Today we have more choices than ever before, in a world brought together by these choices.

Solving Our Problems: Let’s Go "Multi"

Perhaps you’ve heard the old joke that goes: There are two types of people in the world, those who divide people into two types and those that don’t. One of the smartest people ever, Steven J. Gould, wrote about people’s disturbing characteristic of dividing things into two’s. That makes it easier to say that someone is for us or against us. This dualism adds to our dueling.

It also prevents us from seeing solutions to our problems. In local school districts, it’s either whole language or phonics (in reality, just about any reading program has both). In politics it’s liberal versus conservative. In Washington, DC politics, it’s black versus white. In the Bible belt, one finds Christians versus anyone who isn’t.

The radio bands are cleanly divided into liberal and conservative camps, and ratings depend on one side demonizing the other. The country isn’t served by this. When pressed on his liberal credentials, then-President Clinton said, "That dog won’t hunt anymore." Like him or hate him, his effort to blur the distinction might have merit.

Around the Internet there is a campaign to paint the world as a coming battleground. The Muslims are coming and coming fast! Soon they will take over Europe, then "Islamify" the US. Then won’t Christians who ignored all the signs be sorry!

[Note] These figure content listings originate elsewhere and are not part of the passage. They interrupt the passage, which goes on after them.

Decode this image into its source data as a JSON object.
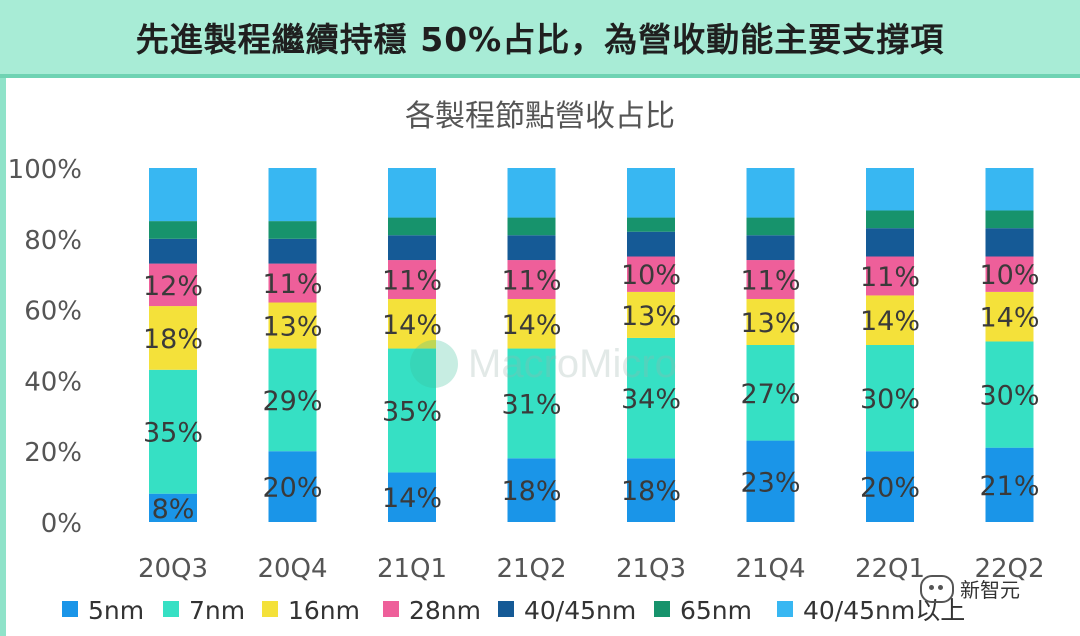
{
  "banner": {
    "title": "先進製程繼續持穩 50%占比，為營收動能主要支撐項"
  },
  "watermark": "MacroMicro",
  "credit": "新智元",
  "colors": {
    "banner_bg": "#a8ecd6",
    "5nm": "#1a95e8",
    "7nm": "#36e0c4",
    "16nm": "#f4e13a",
    "28nm": "#ee5f9a",
    "40/45nm": "#155a96",
    "65nm": "#17936c",
    "40/45nm以上": "#38b7f2"
  },
  "chart_data": {
    "type": "bar",
    "stacked": true,
    "title": "各製程節點營收占比",
    "ylim": [
      0,
      100
    ],
    "yticks": [
      "0%",
      "20%",
      "40%",
      "60%",
      "80%",
      "100%"
    ],
    "categories": [
      "20Q3",
      "20Q4",
      "21Q1",
      "21Q2",
      "21Q3",
      "21Q4",
      "22Q1",
      "22Q2"
    ],
    "legend_position": "bottom",
    "series": [
      {
        "name": "5nm",
        "values": [
          8,
          20,
          14,
          18,
          18,
          23,
          20,
          21
        ],
        "labels": [
          "8%",
          "20%",
          "14%",
          "18%",
          "18%",
          "23%",
          "20%",
          "21%"
        ]
      },
      {
        "name": "7nm",
        "values": [
          35,
          29,
          35,
          31,
          34,
          27,
          30,
          30
        ],
        "labels": [
          "35%",
          "29%",
          "35%",
          "31%",
          "34%",
          "27%",
          "30%",
          "30%"
        ]
      },
      {
        "name": "16nm",
        "values": [
          18,
          13,
          14,
          14,
          13,
          13,
          14,
          14
        ],
        "labels": [
          "18%",
          "13%",
          "14%",
          "14%",
          "13%",
          "13%",
          "14%",
          "14%"
        ]
      },
      {
        "name": "28nm",
        "values": [
          12,
          11,
          11,
          11,
          10,
          11,
          11,
          10
        ],
        "labels": [
          "12%",
          "11%",
          "11%",
          "11%",
          "10%",
          "11%",
          "11%",
          "10%"
        ]
      },
      {
        "name": "40/45nm",
        "values": [
          7,
          7,
          7,
          7,
          7,
          7,
          8,
          8
        ],
        "labels": []
      },
      {
        "name": "65nm",
        "values": [
          5,
          5,
          5,
          5,
          4,
          5,
          5,
          5
        ],
        "labels": []
      },
      {
        "name": "40/45nm以上",
        "values": [
          15,
          15,
          14,
          14,
          14,
          14,
          12,
          12
        ],
        "labels": []
      }
    ]
  }
}
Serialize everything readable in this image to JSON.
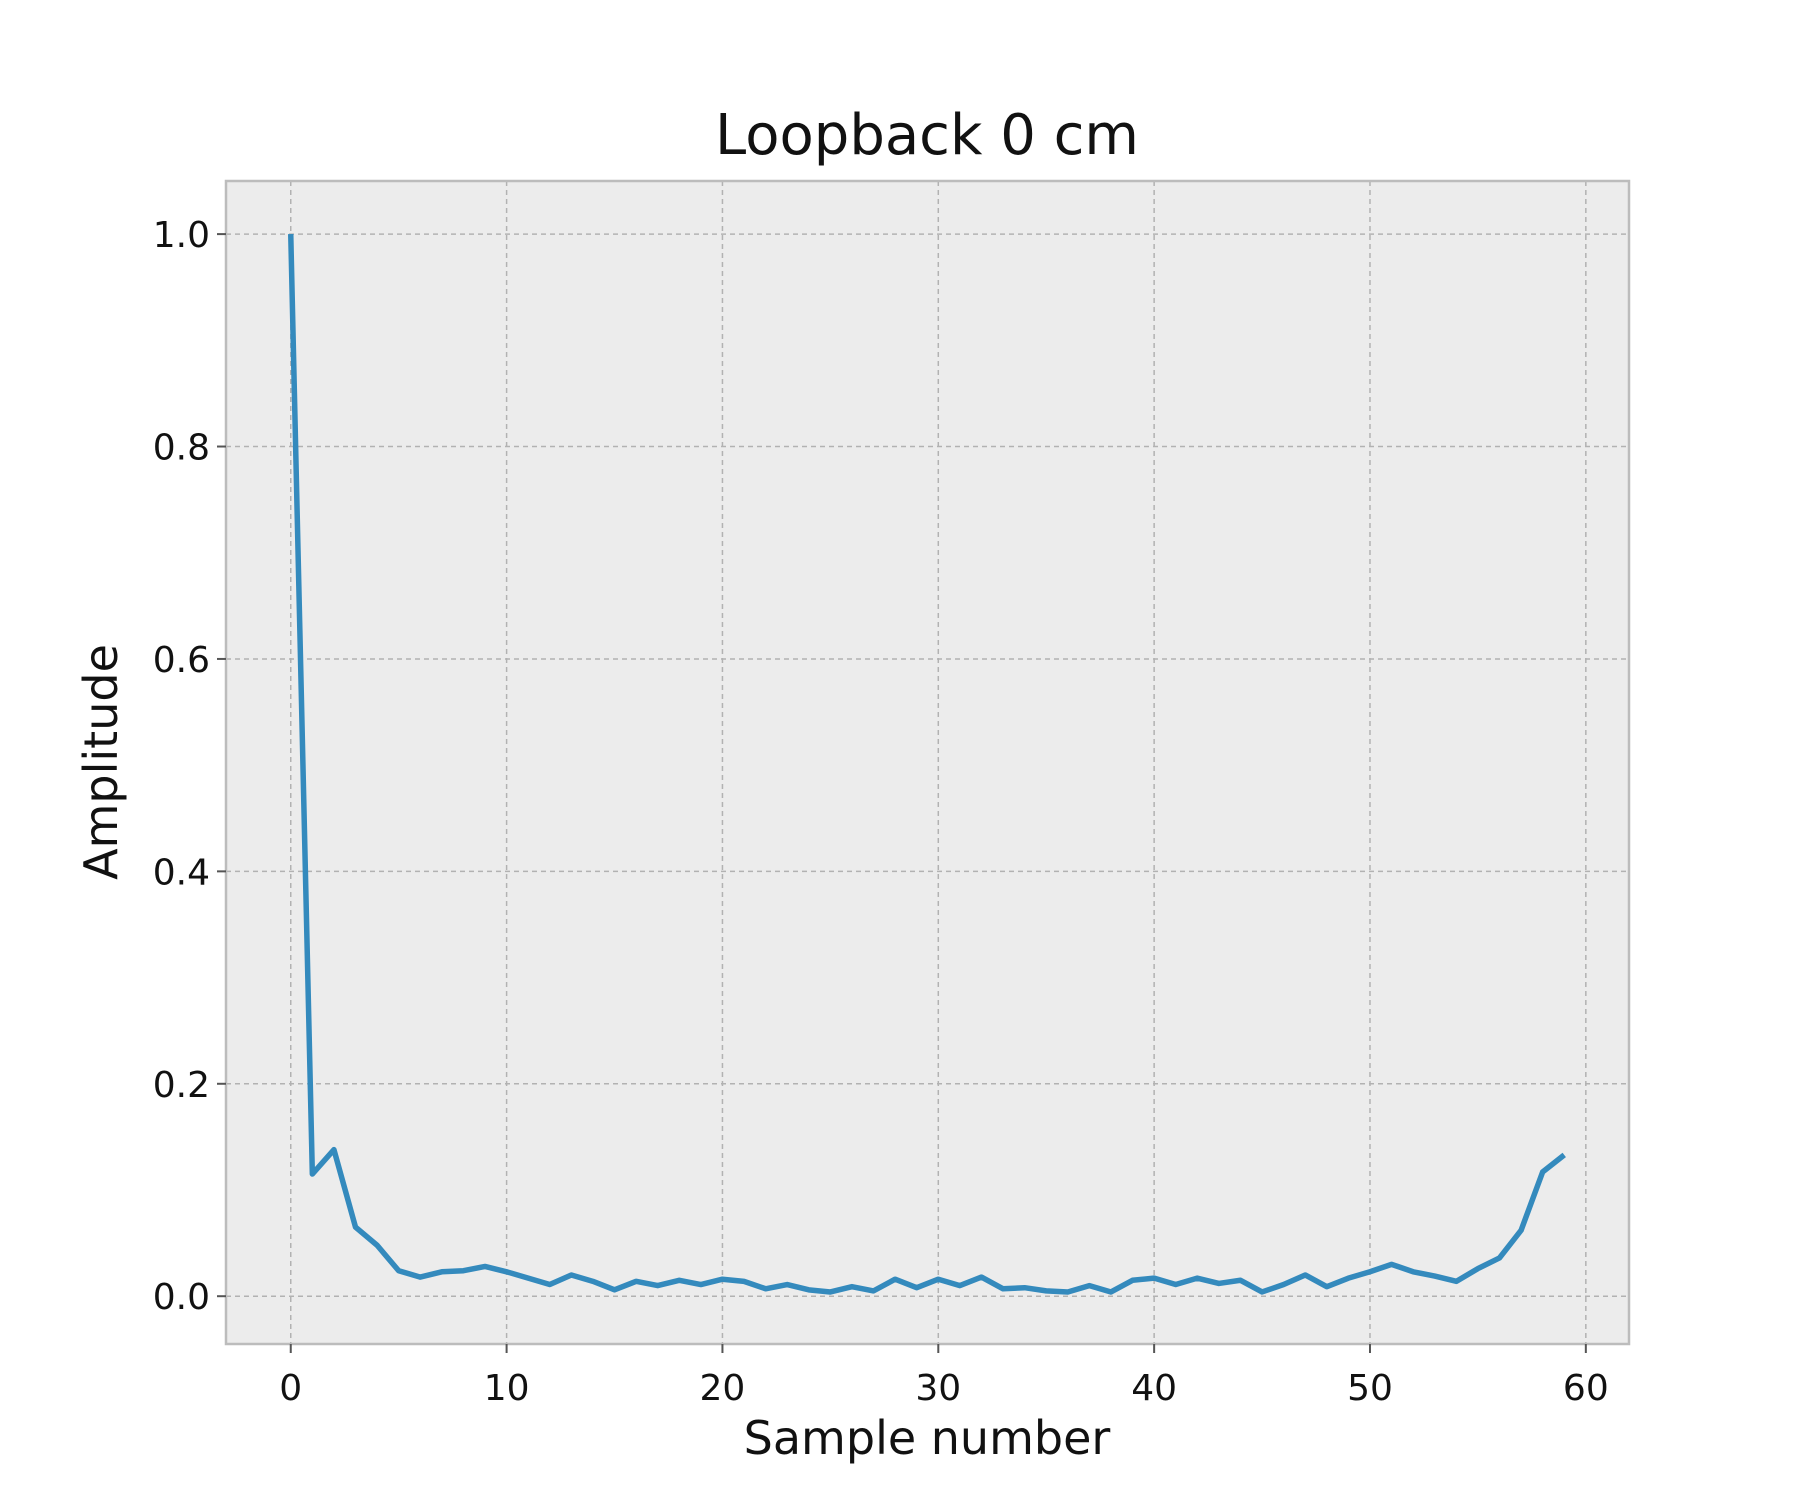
{
  "chart_data": {
    "type": "line",
    "title": "Loopback 0 cm",
    "xlabel": "Sample number",
    "ylabel": "Amplitude",
    "xlim": [
      -3,
      62
    ],
    "ylim": [
      -0.045,
      1.05
    ],
    "xticks": [
      0,
      10,
      20,
      30,
      40,
      50,
      60
    ],
    "yticks": [
      0.0,
      0.2,
      0.4,
      0.6,
      0.8,
      1.0
    ],
    "xtick_labels": [
      "0",
      "10",
      "20",
      "30",
      "40",
      "50",
      "60"
    ],
    "ytick_labels": [
      "0.0",
      "0.2",
      "0.4",
      "0.6",
      "0.8",
      "1.0"
    ],
    "grid": true,
    "background": "#ececec",
    "series": [
      {
        "color": "#348abd",
        "x": [
          0,
          1,
          2,
          3,
          4,
          5,
          6,
          7,
          8,
          9,
          10,
          11,
          12,
          13,
          14,
          15,
          16,
          17,
          18,
          19,
          20,
          21,
          22,
          23,
          24,
          25,
          26,
          27,
          28,
          29,
          30,
          31,
          32,
          33,
          34,
          35,
          36,
          37,
          38,
          39,
          40,
          41,
          42,
          43,
          44,
          45,
          46,
          47,
          48,
          49,
          50,
          51,
          52,
          53,
          54,
          55,
          56,
          57,
          58,
          59
        ],
        "y": [
          1.0,
          0.115,
          0.138,
          0.065,
          0.048,
          0.024,
          0.018,
          0.023,
          0.024,
          0.028,
          0.023,
          0.017,
          0.011,
          0.02,
          0.014,
          0.006,
          0.014,
          0.01,
          0.015,
          0.011,
          0.016,
          0.014,
          0.007,
          0.011,
          0.006,
          0.004,
          0.009,
          0.005,
          0.016,
          0.008,
          0.016,
          0.01,
          0.018,
          0.007,
          0.008,
          0.005,
          0.004,
          0.01,
          0.004,
          0.015,
          0.017,
          0.011,
          0.017,
          0.012,
          0.015,
          0.004,
          0.011,
          0.02,
          0.009,
          0.017,
          0.023,
          0.03,
          0.023,
          0.019,
          0.014,
          0.026,
          0.036,
          0.062,
          0.117,
          0.133
        ]
      }
    ]
  }
}
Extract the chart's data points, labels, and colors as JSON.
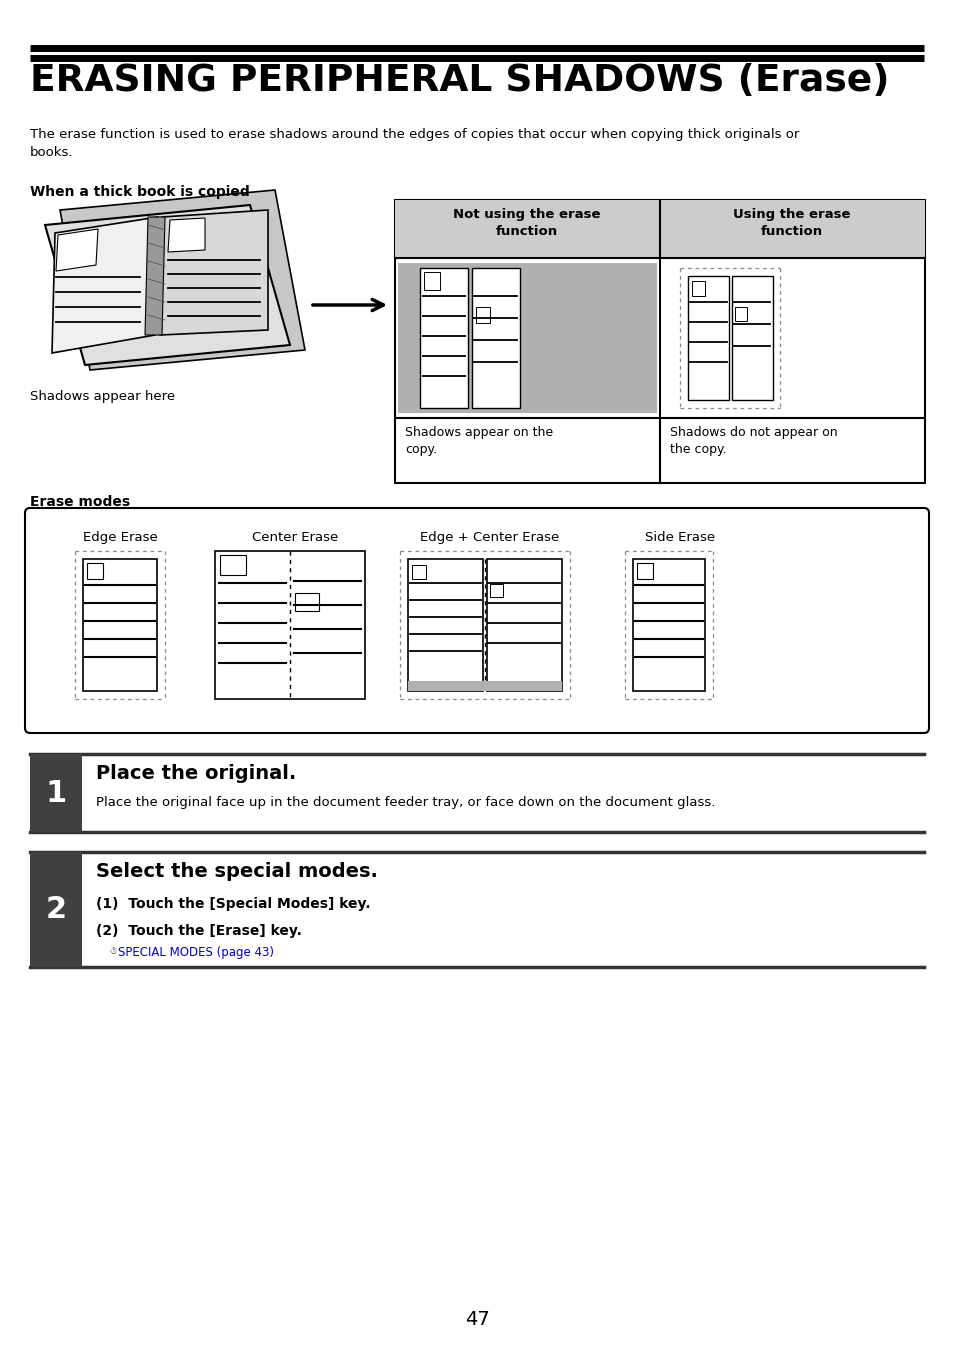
{
  "title": "ERASING PERIPHERAL SHADOWS (Erase)",
  "subtitle": "The erase function is used to erase shadows around the edges of copies that occur when copying thick originals or\nbooks.",
  "section1_label": "When a thick book is copied",
  "table_col1_header": "Not using the erase\nfunction",
  "table_col2_header": "Using the erase\nfunction",
  "table_col1_caption": "Shadows appear on the\ncopy.",
  "table_col2_caption": "Shadows do not appear on\nthe copy.",
  "shadows_label": "Shadows appear here",
  "erase_modes_label": "Erase modes",
  "mode_labels": [
    "Edge Erase",
    "Center Erase",
    "Edge + Center Erase",
    "Side Erase"
  ],
  "step1_num": "1",
  "step1_title": "Place the original.",
  "step1_body": "Place the original face up in the document feeder tray, or face down on the document glass.",
  "step2_num": "2",
  "step2_title": "Select the special modes.",
  "step2_body1": "(1)  Touch the [Special Modes] key.",
  "step2_body2": "(2)  Touch the [Erase] key.",
  "step2_link": "SPECIAL MODES (page 43)",
  "page_num": "47",
  "bg_color": "#ffffff",
  "step_num_bg": "#404040",
  "table_header_bg": "#cccccc",
  "shadow_fill": "#bbbbbb"
}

In matters of race, we have issues, but we show progress. The quiet progress comes from interracial marriages and mixed race neighborhoods. Moreover, it comes from mixed race people. Tiger Woods signaled, by his notoriety, a change in our concept of race. Black/white distinctions are being blurred by the idea of multi-racial.

Our true selves as Americans show up not as blots of black, white and other, but as a mix. If Tiger by virtue of his parentage is cool, having a mixed-race president is way cool.

Religious distinctions, products of our minds and not physical characteristics, should be easily bridgeable. But we insist on exclusivity. Maybe it’s time for "make it cool" to be multi-religious. Mike Mansfield in his book The Japanese Mind describes how the Japanese can, with no internal contradictions and no social discomfort, be of several beliefs. They may be Christian, Buddhist, and Shinto at the same time, choosing rituals from each, as they deem fit.

And why not? Why can’t I choose a theology drawing on the Wisdom of Solomon and David, the meditative awareness of the Buddha, the poetry of the Quran, and the humility of Jesus? Religion at its best creates community, and our diverse society is rich in the wisdom of the ages.

Yet we feel we must choose one and only one.

I know someone whose wife is a Muslim Moroccan who followed her white, Christian husband to the U.S. from Spain. She believes in celebrating everyone’s holidays. She enjoys St Patrick’s Day with the relish of the Irish, Christmas with the sense of joy experienced by Christians, and Eid with the reverence of her own faith.

But that we all could embrace such an outlook. But we seem stuck in our dualist nature. Pro-Con. Go-No-Go. We argue to argue. We can, however, be more than the residue of our little philosophical encampments.

I admit there are limitations. One cannot, for example, be both a Red Sox and Yankee fan. That would be silly.